The Kidney Project earns KidneyX award to make home dialysis better for patients

 

By Levi Gadye and Nicholas Weiler 

A team of researchers from UC San Francisco, Vanderbilt University Medical School (VUMC), and Silicon Kidney are among the winners of the “KidneyX: Redesign Dialysis” prize competition for their design of an innovative, implantable hemofilter dialysis system that would enable patients to safely and effectively treat kidney failure at home.

KidneyX, a public–private partnership between the U.S. Department of Health and Human Services (HHS) and the American Society of Nephrology (ASN), was founded to “accelerate innovation in the prevention, diagnosis, and treatment of kidney diseases.”

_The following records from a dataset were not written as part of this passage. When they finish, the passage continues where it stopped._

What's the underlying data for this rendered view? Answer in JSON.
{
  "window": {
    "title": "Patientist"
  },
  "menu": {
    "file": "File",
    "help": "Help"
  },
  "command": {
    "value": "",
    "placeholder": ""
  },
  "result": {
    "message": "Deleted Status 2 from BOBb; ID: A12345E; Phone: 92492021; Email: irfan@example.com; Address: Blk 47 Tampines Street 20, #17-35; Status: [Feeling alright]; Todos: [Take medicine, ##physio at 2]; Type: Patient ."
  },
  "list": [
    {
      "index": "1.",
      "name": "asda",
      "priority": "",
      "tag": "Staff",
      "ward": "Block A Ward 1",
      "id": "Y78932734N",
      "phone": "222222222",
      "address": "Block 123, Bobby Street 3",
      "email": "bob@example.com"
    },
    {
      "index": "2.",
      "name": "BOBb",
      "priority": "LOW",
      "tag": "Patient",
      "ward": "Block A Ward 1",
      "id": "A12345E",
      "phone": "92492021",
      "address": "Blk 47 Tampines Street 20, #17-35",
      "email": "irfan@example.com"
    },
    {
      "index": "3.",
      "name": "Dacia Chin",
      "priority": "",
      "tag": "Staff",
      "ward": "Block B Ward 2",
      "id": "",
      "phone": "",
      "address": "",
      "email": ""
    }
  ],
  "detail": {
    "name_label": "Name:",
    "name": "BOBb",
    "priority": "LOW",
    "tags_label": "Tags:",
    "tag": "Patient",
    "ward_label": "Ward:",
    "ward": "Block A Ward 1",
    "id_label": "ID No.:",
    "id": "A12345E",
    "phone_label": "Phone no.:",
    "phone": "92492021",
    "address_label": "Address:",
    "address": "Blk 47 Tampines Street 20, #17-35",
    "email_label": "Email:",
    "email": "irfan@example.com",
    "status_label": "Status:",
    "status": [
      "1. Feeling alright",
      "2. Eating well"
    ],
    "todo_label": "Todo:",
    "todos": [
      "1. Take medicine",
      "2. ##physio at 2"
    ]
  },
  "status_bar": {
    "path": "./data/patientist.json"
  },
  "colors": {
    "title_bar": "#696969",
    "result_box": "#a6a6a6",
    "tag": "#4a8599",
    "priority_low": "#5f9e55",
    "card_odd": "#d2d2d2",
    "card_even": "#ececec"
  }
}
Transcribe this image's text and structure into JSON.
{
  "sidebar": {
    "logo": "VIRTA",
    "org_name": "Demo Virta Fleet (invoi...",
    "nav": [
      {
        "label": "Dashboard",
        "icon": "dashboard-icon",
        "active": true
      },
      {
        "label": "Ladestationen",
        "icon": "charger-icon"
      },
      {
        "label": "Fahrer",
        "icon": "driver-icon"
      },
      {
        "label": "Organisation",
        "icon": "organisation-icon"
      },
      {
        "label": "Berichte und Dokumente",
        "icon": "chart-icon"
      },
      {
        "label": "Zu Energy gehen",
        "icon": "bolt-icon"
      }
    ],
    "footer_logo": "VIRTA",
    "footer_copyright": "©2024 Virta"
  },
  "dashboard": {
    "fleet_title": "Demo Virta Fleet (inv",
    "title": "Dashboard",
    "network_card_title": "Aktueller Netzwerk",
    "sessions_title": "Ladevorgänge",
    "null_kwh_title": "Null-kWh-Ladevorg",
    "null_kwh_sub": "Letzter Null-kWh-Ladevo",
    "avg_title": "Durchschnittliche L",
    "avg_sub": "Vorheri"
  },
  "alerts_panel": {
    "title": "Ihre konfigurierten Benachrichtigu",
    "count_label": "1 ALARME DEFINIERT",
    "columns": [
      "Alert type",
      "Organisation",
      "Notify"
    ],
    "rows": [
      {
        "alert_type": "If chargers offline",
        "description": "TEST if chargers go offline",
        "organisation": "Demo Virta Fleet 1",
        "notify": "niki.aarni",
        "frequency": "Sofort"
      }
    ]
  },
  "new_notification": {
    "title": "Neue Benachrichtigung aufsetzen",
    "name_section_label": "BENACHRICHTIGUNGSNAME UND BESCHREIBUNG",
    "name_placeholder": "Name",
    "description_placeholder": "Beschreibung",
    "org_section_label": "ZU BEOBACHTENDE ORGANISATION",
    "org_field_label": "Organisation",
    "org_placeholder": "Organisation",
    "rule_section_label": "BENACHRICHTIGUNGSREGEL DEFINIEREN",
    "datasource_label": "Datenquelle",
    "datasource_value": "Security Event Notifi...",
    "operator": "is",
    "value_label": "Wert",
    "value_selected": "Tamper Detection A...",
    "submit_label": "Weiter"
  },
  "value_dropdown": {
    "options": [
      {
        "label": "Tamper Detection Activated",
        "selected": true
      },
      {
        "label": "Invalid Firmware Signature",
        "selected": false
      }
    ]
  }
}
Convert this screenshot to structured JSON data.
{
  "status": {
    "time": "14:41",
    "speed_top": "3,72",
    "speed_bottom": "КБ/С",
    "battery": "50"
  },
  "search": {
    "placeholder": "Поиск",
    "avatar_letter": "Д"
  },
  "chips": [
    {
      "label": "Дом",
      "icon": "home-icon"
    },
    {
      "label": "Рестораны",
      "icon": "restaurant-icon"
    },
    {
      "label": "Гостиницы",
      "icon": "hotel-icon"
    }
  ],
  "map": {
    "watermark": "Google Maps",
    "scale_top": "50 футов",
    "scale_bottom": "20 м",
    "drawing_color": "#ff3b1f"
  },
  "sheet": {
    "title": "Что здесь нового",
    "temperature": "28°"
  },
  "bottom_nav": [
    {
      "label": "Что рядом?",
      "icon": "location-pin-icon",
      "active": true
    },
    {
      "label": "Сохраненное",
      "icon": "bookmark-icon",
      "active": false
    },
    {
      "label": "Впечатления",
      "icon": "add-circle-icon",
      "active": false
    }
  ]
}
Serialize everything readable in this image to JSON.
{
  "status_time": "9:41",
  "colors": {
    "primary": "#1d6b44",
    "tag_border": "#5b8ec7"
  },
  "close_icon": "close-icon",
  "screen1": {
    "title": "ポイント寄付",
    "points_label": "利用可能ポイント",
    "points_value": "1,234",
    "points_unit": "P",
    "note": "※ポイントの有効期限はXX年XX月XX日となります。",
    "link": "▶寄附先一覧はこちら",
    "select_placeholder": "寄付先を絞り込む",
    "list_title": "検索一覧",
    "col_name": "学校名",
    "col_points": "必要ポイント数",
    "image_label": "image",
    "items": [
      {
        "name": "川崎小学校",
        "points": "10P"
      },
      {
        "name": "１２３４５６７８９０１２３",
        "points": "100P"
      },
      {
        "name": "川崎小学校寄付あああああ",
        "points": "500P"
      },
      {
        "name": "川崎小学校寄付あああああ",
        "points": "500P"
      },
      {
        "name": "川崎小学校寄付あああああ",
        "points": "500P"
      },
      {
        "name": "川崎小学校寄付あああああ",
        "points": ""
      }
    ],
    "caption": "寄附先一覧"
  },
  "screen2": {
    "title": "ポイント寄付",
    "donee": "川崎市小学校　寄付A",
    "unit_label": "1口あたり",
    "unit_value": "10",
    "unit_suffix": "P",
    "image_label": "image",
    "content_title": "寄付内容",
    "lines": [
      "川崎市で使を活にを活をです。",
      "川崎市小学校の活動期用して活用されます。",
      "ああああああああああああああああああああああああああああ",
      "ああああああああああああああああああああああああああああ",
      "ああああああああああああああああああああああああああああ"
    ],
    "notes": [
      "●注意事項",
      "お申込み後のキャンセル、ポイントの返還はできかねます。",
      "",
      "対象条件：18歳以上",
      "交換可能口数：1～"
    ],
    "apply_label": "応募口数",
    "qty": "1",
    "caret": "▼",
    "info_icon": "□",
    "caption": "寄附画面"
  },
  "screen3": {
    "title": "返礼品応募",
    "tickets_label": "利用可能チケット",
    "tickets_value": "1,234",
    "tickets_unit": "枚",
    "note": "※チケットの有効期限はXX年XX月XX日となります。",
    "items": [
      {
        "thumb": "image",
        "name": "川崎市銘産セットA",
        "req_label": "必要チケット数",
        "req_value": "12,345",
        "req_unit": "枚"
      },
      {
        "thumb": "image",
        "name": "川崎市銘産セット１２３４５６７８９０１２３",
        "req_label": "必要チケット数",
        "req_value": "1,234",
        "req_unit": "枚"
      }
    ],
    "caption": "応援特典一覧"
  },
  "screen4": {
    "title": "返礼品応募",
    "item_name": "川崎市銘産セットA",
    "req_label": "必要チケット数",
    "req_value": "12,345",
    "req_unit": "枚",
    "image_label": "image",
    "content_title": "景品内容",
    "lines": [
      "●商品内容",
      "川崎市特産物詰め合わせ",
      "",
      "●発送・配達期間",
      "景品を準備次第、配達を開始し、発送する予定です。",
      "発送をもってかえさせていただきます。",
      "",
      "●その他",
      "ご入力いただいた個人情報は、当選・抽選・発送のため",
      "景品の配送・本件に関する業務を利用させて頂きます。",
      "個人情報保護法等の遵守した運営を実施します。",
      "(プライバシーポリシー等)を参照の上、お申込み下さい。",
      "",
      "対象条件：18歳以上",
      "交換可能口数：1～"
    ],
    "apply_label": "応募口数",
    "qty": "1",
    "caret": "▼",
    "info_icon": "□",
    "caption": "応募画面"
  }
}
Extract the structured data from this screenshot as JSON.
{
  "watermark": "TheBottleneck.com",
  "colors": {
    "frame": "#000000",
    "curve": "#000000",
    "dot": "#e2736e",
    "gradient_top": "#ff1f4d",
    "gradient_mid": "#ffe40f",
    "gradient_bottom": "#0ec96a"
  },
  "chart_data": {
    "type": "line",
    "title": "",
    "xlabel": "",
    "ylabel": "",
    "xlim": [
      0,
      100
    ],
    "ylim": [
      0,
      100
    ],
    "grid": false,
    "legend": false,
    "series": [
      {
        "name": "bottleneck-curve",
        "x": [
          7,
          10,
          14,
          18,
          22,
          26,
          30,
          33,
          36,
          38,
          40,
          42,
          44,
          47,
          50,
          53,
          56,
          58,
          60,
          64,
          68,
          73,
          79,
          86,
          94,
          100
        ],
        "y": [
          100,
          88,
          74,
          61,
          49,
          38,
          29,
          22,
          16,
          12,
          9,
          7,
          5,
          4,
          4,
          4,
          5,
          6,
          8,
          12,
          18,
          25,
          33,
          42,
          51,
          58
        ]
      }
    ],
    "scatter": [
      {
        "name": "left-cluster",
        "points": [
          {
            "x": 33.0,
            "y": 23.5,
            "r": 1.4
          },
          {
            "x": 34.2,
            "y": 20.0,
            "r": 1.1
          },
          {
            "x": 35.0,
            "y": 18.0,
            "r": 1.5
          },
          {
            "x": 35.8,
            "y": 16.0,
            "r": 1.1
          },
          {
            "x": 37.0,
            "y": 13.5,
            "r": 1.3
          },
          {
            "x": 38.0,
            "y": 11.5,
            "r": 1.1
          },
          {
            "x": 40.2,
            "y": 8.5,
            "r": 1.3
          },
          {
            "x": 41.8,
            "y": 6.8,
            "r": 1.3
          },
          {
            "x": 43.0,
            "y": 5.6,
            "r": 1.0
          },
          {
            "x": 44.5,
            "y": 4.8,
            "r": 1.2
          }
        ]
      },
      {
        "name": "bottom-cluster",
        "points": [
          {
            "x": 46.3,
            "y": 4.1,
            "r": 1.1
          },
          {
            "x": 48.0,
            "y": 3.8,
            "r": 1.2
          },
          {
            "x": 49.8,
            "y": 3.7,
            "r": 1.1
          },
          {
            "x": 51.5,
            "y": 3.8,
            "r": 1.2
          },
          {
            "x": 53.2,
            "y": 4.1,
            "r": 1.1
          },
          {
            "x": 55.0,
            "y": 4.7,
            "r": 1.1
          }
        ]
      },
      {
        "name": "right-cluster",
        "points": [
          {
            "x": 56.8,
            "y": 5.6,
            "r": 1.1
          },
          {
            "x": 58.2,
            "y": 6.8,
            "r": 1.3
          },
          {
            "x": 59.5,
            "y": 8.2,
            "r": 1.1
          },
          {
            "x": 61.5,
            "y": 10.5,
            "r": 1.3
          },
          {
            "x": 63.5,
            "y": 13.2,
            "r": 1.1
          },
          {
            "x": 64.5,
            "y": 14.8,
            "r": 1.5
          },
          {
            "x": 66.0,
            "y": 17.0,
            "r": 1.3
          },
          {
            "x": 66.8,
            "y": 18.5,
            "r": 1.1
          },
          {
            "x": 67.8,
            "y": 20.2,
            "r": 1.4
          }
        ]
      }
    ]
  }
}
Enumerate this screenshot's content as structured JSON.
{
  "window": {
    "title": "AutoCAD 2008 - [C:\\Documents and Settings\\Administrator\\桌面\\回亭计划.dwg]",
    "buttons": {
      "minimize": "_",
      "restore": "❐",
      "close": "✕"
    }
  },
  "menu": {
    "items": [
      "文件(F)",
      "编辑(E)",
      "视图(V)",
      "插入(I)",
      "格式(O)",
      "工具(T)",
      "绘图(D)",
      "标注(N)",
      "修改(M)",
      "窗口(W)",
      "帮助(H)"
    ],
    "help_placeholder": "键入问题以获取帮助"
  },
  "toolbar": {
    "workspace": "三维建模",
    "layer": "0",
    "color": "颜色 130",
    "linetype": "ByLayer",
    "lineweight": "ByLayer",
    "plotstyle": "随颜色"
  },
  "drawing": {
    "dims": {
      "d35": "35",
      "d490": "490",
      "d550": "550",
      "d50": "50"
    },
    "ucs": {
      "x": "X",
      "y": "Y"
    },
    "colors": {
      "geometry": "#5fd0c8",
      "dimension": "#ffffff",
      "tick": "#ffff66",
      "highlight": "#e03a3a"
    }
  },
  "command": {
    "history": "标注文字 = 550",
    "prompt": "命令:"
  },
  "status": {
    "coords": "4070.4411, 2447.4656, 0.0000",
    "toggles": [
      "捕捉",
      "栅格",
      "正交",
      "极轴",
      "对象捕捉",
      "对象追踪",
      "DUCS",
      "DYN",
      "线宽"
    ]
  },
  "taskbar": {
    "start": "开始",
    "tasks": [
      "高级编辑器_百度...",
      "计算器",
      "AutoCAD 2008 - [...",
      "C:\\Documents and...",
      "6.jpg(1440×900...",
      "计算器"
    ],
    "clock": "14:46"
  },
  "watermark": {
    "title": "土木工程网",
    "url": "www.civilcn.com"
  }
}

As one of 15 inaugural winners of the KidneyX Redesign Dialysis Phase I competition, announced April 29, 2019 in Washington DC, a team led by UCSF's Shuvo Roy, PhD, and VUMC nephrologist William Fissell, MD, will receive $75,000 to accelerate the development of their proposed implantable dialysis device. More importantly, they will work closely with leadership of the U.S. Food and Drug Administration (FDA), Medicare, and HHS to accelerate the translation of their concept into a patient-ready device. KidneyX will award $500,000 to three teams as part of Phase II of the competition in the spring of 2020.

Roy is a faculty member in the Department of Bioengineering and Therapeutic Sciences, a joint department of the Schools of Pharmacy and Medicine, and a member of UCSF’s new Health Innovation via Engineering (HIVE) program.